One tradition that has stuck in our family is our annual pilgrimage to a Christmas town in the Rocky Mountains. The first two weekends of each December, the entire (small) town, converts to a Christmas village with choirs, horse-drawn sleighs, cocoa, an outdoor Christmas market and a St. Lucia parade with visits from St. Nicholas. It is simple. It is lovely, and it is usually cold.
I love this visit for a number of reasons. It is our tradition—we started it in our family and it is neat to claim that. It is unusually Catholic for a community-wide Christmas celebration. It is refreshing rather than overwhelming. St. Nicholas visits (not Santa)! I love it because it really has not changed in the time that we have been going.
This is the day that we will choose our Christmas tree. We will drive into the mountains and enter into the spirit of preparation and in some ways it feels like a step back in time. We know just which shop makes the spicy cinnamon candies and we will watch old, Norse dance troupes perform on the creaky, wooden town hall floor in traditional dress. My inner-Minnesotan is nourished.
It is a great metaphor for the story we re-enter each Advent: the Christmas story. Ever ancient, ever new—this story is unchanging. The celebration comes full circle. The paradox is that we cannot remain the same.
God humbly enters into our lives and we are forever changed.
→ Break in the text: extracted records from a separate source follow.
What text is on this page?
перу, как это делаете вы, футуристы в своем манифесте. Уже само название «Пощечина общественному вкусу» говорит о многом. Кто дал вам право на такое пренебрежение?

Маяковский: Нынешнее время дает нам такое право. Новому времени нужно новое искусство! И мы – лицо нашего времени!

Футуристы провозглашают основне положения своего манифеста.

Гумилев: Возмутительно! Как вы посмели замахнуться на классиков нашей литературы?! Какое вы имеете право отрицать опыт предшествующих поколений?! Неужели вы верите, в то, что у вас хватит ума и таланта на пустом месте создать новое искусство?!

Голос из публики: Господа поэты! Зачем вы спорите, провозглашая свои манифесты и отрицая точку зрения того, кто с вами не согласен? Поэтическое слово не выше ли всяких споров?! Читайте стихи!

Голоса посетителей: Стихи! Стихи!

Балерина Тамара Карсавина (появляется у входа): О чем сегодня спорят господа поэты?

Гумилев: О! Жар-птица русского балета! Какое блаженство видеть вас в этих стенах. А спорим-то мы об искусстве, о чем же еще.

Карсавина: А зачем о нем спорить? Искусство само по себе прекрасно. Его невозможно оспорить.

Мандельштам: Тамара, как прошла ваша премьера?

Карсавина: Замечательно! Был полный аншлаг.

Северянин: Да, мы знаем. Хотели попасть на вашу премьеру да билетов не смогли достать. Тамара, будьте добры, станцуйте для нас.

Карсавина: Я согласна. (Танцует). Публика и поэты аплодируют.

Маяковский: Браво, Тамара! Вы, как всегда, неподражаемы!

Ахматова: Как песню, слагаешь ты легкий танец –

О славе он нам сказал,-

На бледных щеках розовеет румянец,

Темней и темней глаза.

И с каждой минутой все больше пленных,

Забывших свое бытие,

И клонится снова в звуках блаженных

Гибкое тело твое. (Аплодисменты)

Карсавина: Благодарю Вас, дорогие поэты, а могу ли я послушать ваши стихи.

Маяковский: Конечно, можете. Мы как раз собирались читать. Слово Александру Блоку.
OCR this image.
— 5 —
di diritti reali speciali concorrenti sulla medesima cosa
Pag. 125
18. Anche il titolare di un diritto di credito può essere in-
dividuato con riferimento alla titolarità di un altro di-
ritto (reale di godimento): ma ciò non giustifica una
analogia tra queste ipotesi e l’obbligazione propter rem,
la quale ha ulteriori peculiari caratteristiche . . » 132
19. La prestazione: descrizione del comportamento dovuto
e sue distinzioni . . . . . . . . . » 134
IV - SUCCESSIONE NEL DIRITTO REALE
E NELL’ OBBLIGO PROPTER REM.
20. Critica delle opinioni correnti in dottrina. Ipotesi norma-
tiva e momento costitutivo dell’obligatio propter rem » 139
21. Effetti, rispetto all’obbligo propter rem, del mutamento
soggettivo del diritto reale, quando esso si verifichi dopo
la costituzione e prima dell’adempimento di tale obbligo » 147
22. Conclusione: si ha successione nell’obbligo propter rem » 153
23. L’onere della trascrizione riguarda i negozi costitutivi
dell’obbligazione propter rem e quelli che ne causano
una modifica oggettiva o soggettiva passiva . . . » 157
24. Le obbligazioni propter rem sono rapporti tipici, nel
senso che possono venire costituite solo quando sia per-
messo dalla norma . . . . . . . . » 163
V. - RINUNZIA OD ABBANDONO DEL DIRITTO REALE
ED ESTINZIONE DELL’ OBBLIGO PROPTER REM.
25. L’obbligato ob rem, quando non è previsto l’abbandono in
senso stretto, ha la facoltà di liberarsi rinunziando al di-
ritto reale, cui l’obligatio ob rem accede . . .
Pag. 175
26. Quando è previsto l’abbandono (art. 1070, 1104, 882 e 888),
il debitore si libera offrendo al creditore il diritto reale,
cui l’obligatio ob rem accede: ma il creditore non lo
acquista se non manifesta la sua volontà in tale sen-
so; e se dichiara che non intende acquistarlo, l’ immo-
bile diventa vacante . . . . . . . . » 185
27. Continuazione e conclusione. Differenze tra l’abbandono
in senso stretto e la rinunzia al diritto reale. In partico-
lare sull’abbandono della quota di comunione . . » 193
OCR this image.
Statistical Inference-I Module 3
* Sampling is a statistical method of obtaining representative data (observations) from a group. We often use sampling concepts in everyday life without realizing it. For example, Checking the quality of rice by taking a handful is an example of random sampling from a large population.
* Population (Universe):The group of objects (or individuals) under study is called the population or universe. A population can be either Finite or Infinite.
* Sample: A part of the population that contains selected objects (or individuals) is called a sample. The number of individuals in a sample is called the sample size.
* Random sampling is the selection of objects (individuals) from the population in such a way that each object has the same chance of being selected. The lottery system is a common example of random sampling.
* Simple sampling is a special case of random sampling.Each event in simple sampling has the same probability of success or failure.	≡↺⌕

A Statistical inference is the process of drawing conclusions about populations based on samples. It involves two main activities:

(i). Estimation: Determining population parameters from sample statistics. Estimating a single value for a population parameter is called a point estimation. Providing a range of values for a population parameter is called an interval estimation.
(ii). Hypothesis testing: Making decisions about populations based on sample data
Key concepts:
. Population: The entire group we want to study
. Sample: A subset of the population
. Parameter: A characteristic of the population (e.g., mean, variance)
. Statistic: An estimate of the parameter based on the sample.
I know that I have fumbled over this question (both during Advent and Lent): “I thought Jesus was already born/already crucified, why are we acting like it hasn’t happened before?” I also know that I stumble upon the answer anew each year. We re-enter the story because at its core, the story of the Nativity is our story, too. Our identity is grounded in the deep love and humility of a God who will not be separated from us. Because no matter how many times the Christ child enters our lives, it is different, new and it is worth great celebration.